Restriction on ESOP Trusts for Secondary Market Purchases

SEBI, vide its Circular dated January 17th 2013 has come out with an amendment to the SEBI (Employee Stock Option Scheme and Employee Stock Purchase Scheme) Guidelines, 1999 and a consequent amendment to the Equity Listing Agreement as well.

Ms. Anjali Aggrawal
Vice President
+919971673336
anjali@indiacp.com
SEBI through SEBI (Employee Stock Option Scheme and Employee Stock Purchase Scheme) Guidelines, 1999 provides an orderly framework for the listed companies to reward their employees through stock option schemes and stock purchase schemes. These regulations contain detailed provisions, with regard to any ESOP/ ESPS scheme of a listed entity. Whereas it was observed by SEBI that some listed entities, while framing their ESOP Schemes had created the Trusts to deal in their own securities in the secondary market, which was not envisaged within the purview of SEBI (ESOS and ESPS) Guidelines 1999. Thus, it has been decided to prohibit the listed entities from framing any employee benefit schemes involving acquisition of own securities from the secondary market. Also clause 35C has been inserted in the Equity Listing Agreement for the same.
Corporates are aware that ESOPs can be issued either under the Direct Allotment Route or through the Trust Route. Under the Direct Allotment route, as the name suggests, direct fresh allotments are made to employees, as and when they exercise the Options. As against this, in the Trust Route, the Companies were either making fresh allotments to the Trusts or authorizing the trusts to acquire/ buy the shares from the market as and when deemed appropriate, to be ultimately transferred to the concerned employees, as and when they exercise the options.
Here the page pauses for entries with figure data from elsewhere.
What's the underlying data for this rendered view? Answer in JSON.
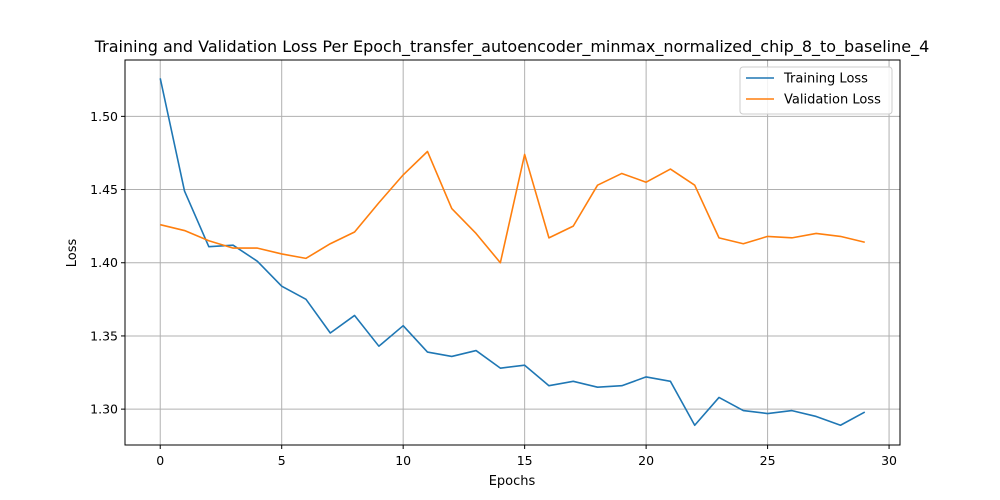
{
  "chart_data": {
    "type": "line",
    "title": "Training and Validation Loss Per Epoch_transfer_autoencoder_minmax_normalized_chip_8_to_baseline_4",
    "xlabel": "Epochs",
    "ylabel": "Loss",
    "xlim": [
      -1.45,
      30.45
    ],
    "ylim": [
      1.2755,
      1.5385
    ],
    "xticks": [
      0,
      5,
      10,
      15,
      20,
      25,
      30
    ],
    "yticks": [
      1.3,
      1.35,
      1.4,
      1.45,
      1.5
    ],
    "xtick_labels": [
      "0",
      "5",
      "10",
      "15",
      "20",
      "25",
      "30"
    ],
    "ytick_labels": [
      "1.30",
      "1.35",
      "1.40",
      "1.45",
      "1.50"
    ],
    "grid": true,
    "legend_position": "top-right",
    "x": [
      0,
      1,
      2,
      3,
      4,
      5,
      6,
      7,
      8,
      9,
      10,
      11,
      12,
      13,
      14,
      15,
      16,
      17,
      18,
      19,
      20,
      21,
      22,
      23,
      24,
      25,
      26,
      27,
      28,
      29
    ],
    "series": [
      {
        "name": "Training Loss",
        "color": "#1f77b4",
        "values": [
          1.526,
          1.449,
          1.411,
          1.412,
          1.401,
          1.384,
          1.375,
          1.352,
          1.364,
          1.343,
          1.357,
          1.339,
          1.336,
          1.34,
          1.328,
          1.33,
          1.316,
          1.319,
          1.315,
          1.316,
          1.322,
          1.319,
          1.289,
          1.308,
          1.299,
          1.297,
          1.299,
          1.295,
          1.289,
          1.298
        ]
      },
      {
        "name": "Validation Loss",
        "color": "#ff7f0e",
        "values": [
          1.426,
          1.422,
          1.415,
          1.41,
          1.41,
          1.406,
          1.403,
          1.413,
          1.421,
          1.441,
          1.46,
          1.476,
          1.437,
          1.42,
          1.4,
          1.474,
          1.417,
          1.425,
          1.453,
          1.461,
          1.455,
          1.464,
          1.453,
          1.417,
          1.413,
          1.418,
          1.417,
          1.42,
          1.418,
          1.414
        ]
      }
    ]
  }
}
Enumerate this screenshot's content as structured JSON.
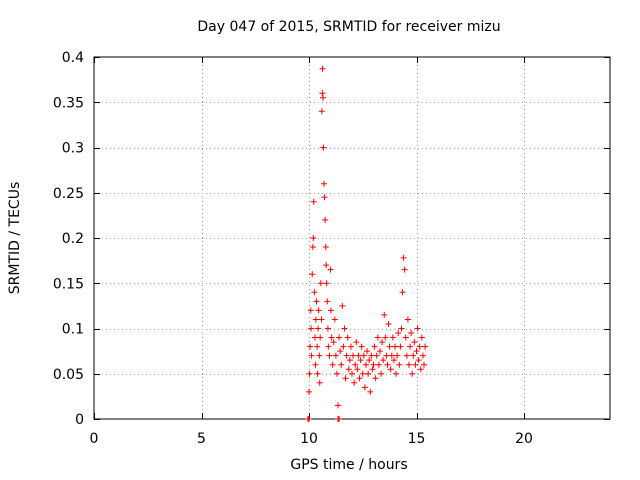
{
  "chart_data": {
    "type": "scatter",
    "title": "Day 047 of 2015, SRMTID for receiver mizu",
    "xlabel": "GPS time / hours",
    "ylabel": "SRMTID / TECUs",
    "xlim": [
      0,
      24
    ],
    "ylim": [
      0,
      0.4
    ],
    "xticks": [
      0,
      5,
      10,
      15,
      20
    ],
    "yticks": [
      0,
      0.05,
      0.1,
      0.15,
      0.2,
      0.25,
      0.3,
      0.35,
      0.4
    ],
    "xtick_labels": [
      "0",
      "5",
      "10",
      "15",
      "20"
    ],
    "ytick_labels": [
      "0",
      "0.05",
      "0.1",
      "0.15",
      "0.2",
      "0.25",
      "0.3",
      "0.35",
      "0.4"
    ],
    "grid": true,
    "marker": "+",
    "color": "#ff0000",
    "series": [
      {
        "name": "mizu",
        "points": [
          [
            9.95,
            0.0
          ],
          [
            10.0,
            0.0
          ],
          [
            11.35,
            0.0
          ],
          [
            11.4,
            0.0
          ],
          [
            10.0,
            0.03
          ],
          [
            10.02,
            0.05
          ],
          [
            10.05,
            0.08
          ],
          [
            10.08,
            0.12
          ],
          [
            10.1,
            0.1
          ],
          [
            10.12,
            0.07
          ],
          [
            10.15,
            0.16
          ],
          [
            10.18,
            0.19
          ],
          [
            10.2,
            0.2
          ],
          [
            10.22,
            0.24
          ],
          [
            10.25,
            0.14
          ],
          [
            10.28,
            0.09
          ],
          [
            10.3,
            0.06
          ],
          [
            10.32,
            0.11
          ],
          [
            10.35,
            0.13
          ],
          [
            10.38,
            0.08
          ],
          [
            10.4,
            0.05
          ],
          [
            10.42,
            0.1
          ],
          [
            10.45,
            0.12
          ],
          [
            10.48,
            0.07
          ],
          [
            10.5,
            0.04
          ],
          [
            10.52,
            0.09
          ],
          [
            10.55,
            0.15
          ],
          [
            10.58,
            0.11
          ],
          [
            10.6,
            0.34
          ],
          [
            10.62,
            0.36
          ],
          [
            10.63,
            0.387
          ],
          [
            10.65,
            0.355
          ],
          [
            10.67,
            0.3
          ],
          [
            10.7,
            0.26
          ],
          [
            10.72,
            0.245
          ],
          [
            10.75,
            0.22
          ],
          [
            10.78,
            0.19
          ],
          [
            10.8,
            0.17
          ],
          [
            10.82,
            0.15
          ],
          [
            10.85,
            0.13
          ],
          [
            10.88,
            0.1
          ],
          [
            10.9,
            0.08
          ],
          [
            10.95,
            0.07
          ],
          [
            11.0,
            0.165
          ],
          [
            11.02,
            0.12
          ],
          [
            11.05,
            0.09
          ],
          [
            11.1,
            0.06
          ],
          [
            11.15,
            0.085
          ],
          [
            11.2,
            0.11
          ],
          [
            11.25,
            0.07
          ],
          [
            11.3,
            0.05
          ],
          [
            11.35,
            0.015
          ],
          [
            11.4,
            0.09
          ],
          [
            11.45,
            0.075
          ],
          [
            11.5,
            0.06
          ],
          [
            11.55,
            0.125
          ],
          [
            11.6,
            0.08
          ],
          [
            11.65,
            0.1
          ],
          [
            11.7,
            0.045
          ],
          [
            11.75,
            0.07
          ],
          [
            11.8,
            0.09
          ],
          [
            11.85,
            0.055
          ],
          [
            11.9,
            0.065
          ],
          [
            11.95,
            0.08
          ],
          [
            12.0,
            0.05
          ],
          [
            12.05,
            0.07
          ],
          [
            12.1,
            0.04
          ],
          [
            12.15,
            0.06
          ],
          [
            12.2,
            0.085
          ],
          [
            12.25,
            0.055
          ],
          [
            12.3,
            0.07
          ],
          [
            12.35,
            0.045
          ],
          [
            12.4,
            0.065
          ],
          [
            12.45,
            0.08
          ],
          [
            12.5,
            0.05
          ],
          [
            12.55,
            0.07
          ],
          [
            12.6,
            0.035
          ],
          [
            12.65,
            0.06
          ],
          [
            12.7,
            0.075
          ],
          [
            12.75,
            0.05
          ],
          [
            12.8,
            0.065
          ],
          [
            12.85,
            0.03
          ],
          [
            12.9,
            0.07
          ],
          [
            12.95,
            0.055
          ],
          [
            13.0,
            0.06
          ],
          [
            13.05,
            0.08
          ],
          [
            13.1,
            0.045
          ],
          [
            13.15,
            0.07
          ],
          [
            13.2,
            0.09
          ],
          [
            13.25,
            0.06
          ],
          [
            13.3,
            0.075
          ],
          [
            13.35,
            0.05
          ],
          [
            13.4,
            0.085
          ],
          [
            13.45,
            0.065
          ],
          [
            13.5,
            0.115
          ],
          [
            13.55,
            0.09
          ],
          [
            13.6,
            0.07
          ],
          [
            13.65,
            0.06
          ],
          [
            13.7,
            0.105
          ],
          [
            13.75,
            0.08
          ],
          [
            13.8,
            0.055
          ],
          [
            13.85,
            0.07
          ],
          [
            13.9,
            0.09
          ],
          [
            13.95,
            0.065
          ],
          [
            14.0,
            0.08
          ],
          [
            14.05,
            0.05
          ],
          [
            14.1,
            0.07
          ],
          [
            14.15,
            0.095
          ],
          [
            14.2,
            0.06
          ],
          [
            14.25,
            0.08
          ],
          [
            14.3,
            0.1
          ],
          [
            14.35,
            0.14
          ],
          [
            14.4,
            0.178
          ],
          [
            14.45,
            0.165
          ],
          [
            14.5,
            0.09
          ],
          [
            14.55,
            0.07
          ],
          [
            14.6,
            0.11
          ],
          [
            14.65,
            0.06
          ],
          [
            14.7,
            0.08
          ],
          [
            14.75,
            0.095
          ],
          [
            14.8,
            0.05
          ],
          [
            14.85,
            0.07
          ],
          [
            14.9,
            0.085
          ],
          [
            14.95,
            0.06
          ],
          [
            15.0,
            0.075
          ],
          [
            15.05,
            0.1
          ],
          [
            15.1,
            0.065
          ],
          [
            15.15,
            0.08
          ],
          [
            15.2,
            0.055
          ],
          [
            15.25,
            0.09
          ],
          [
            15.3,
            0.07
          ],
          [
            15.35,
            0.06
          ],
          [
            15.4,
            0.08
          ]
        ]
      }
    ]
  }
}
The amendment is with reference to the latter type of transactions, involving acquisitions by the Trusts from the secondary markets.

The said amendment has been brought out with the obvious apprehension that such Schemes/ Trusts might have been created with the object of inflating, depressing, maintaining or causing fluctuation in the price of the securities by engaging in fraudulent and unfair trade practices. Such dealings also raise various regulatory concerns regarding compliance SEBI (FUTP) Regulations as well as Insider Trading Regulations.
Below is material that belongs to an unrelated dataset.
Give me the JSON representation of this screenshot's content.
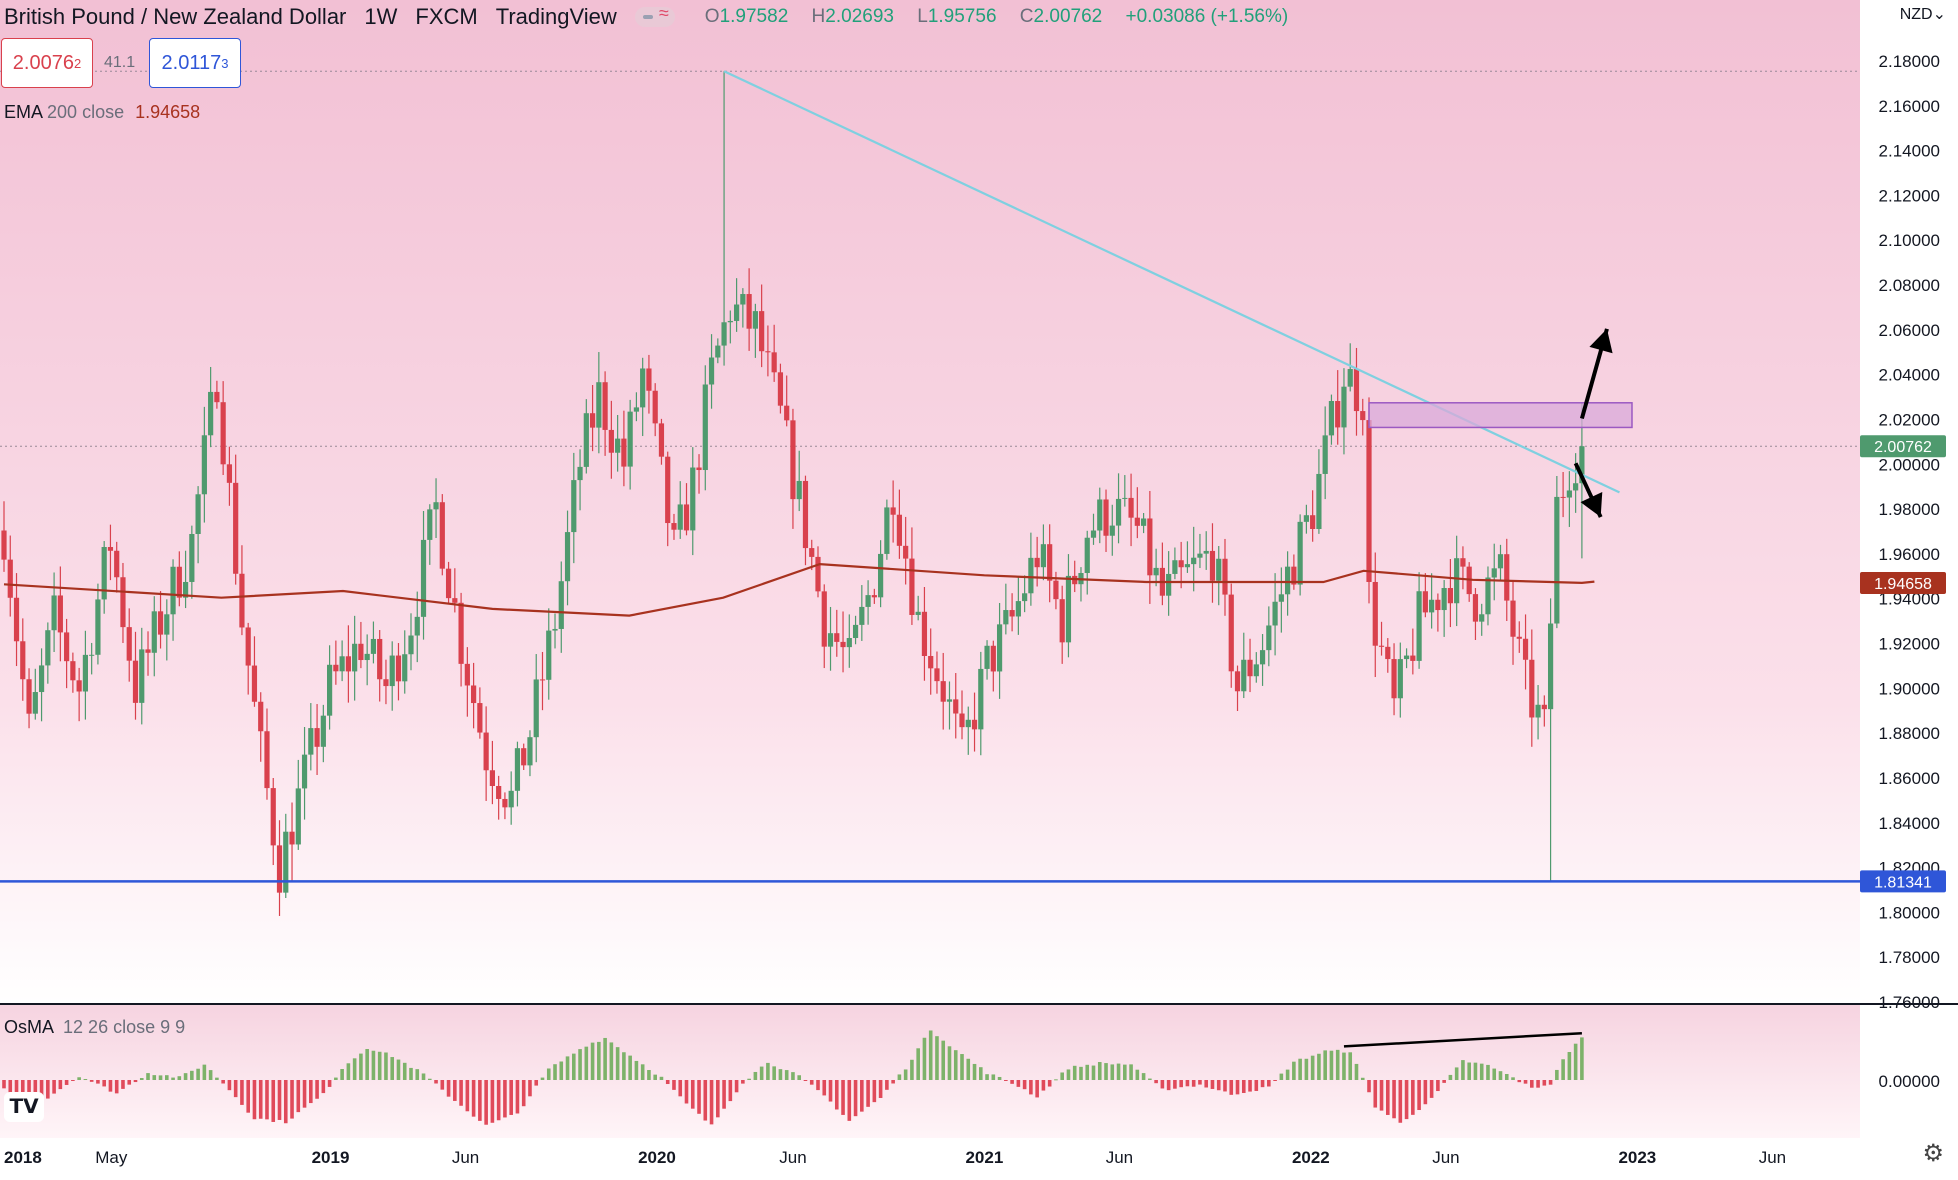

It has also been mandated that those companies, which have already framed and implemented before the date of this circular any employee benefit schemes involving dealing in the securities of the company, which are not in accordance with the SEBI Guidelines, such companies will be required to inform the details of their schemes to the Stock exchanges within 30 days from date of the circular (in the prescribed format) and shall also align any existing employee benefit schemes with SEBI (ESOS and ESPS) Guidelines on or before 30th June 2013.

It can thus be inferred that from now on, the Employee Welfare Trusts will not be allowed to acquire any shares from the Secondary Market and can only be issued fresh shares, for being transferred to the Employees, as and when they exercise the Options vested to them. Furthermore, any such Schemes/ Trusts in existence will have to be accordingly amended to be in consonance with the SEBI Guidelines by 30th June 2013.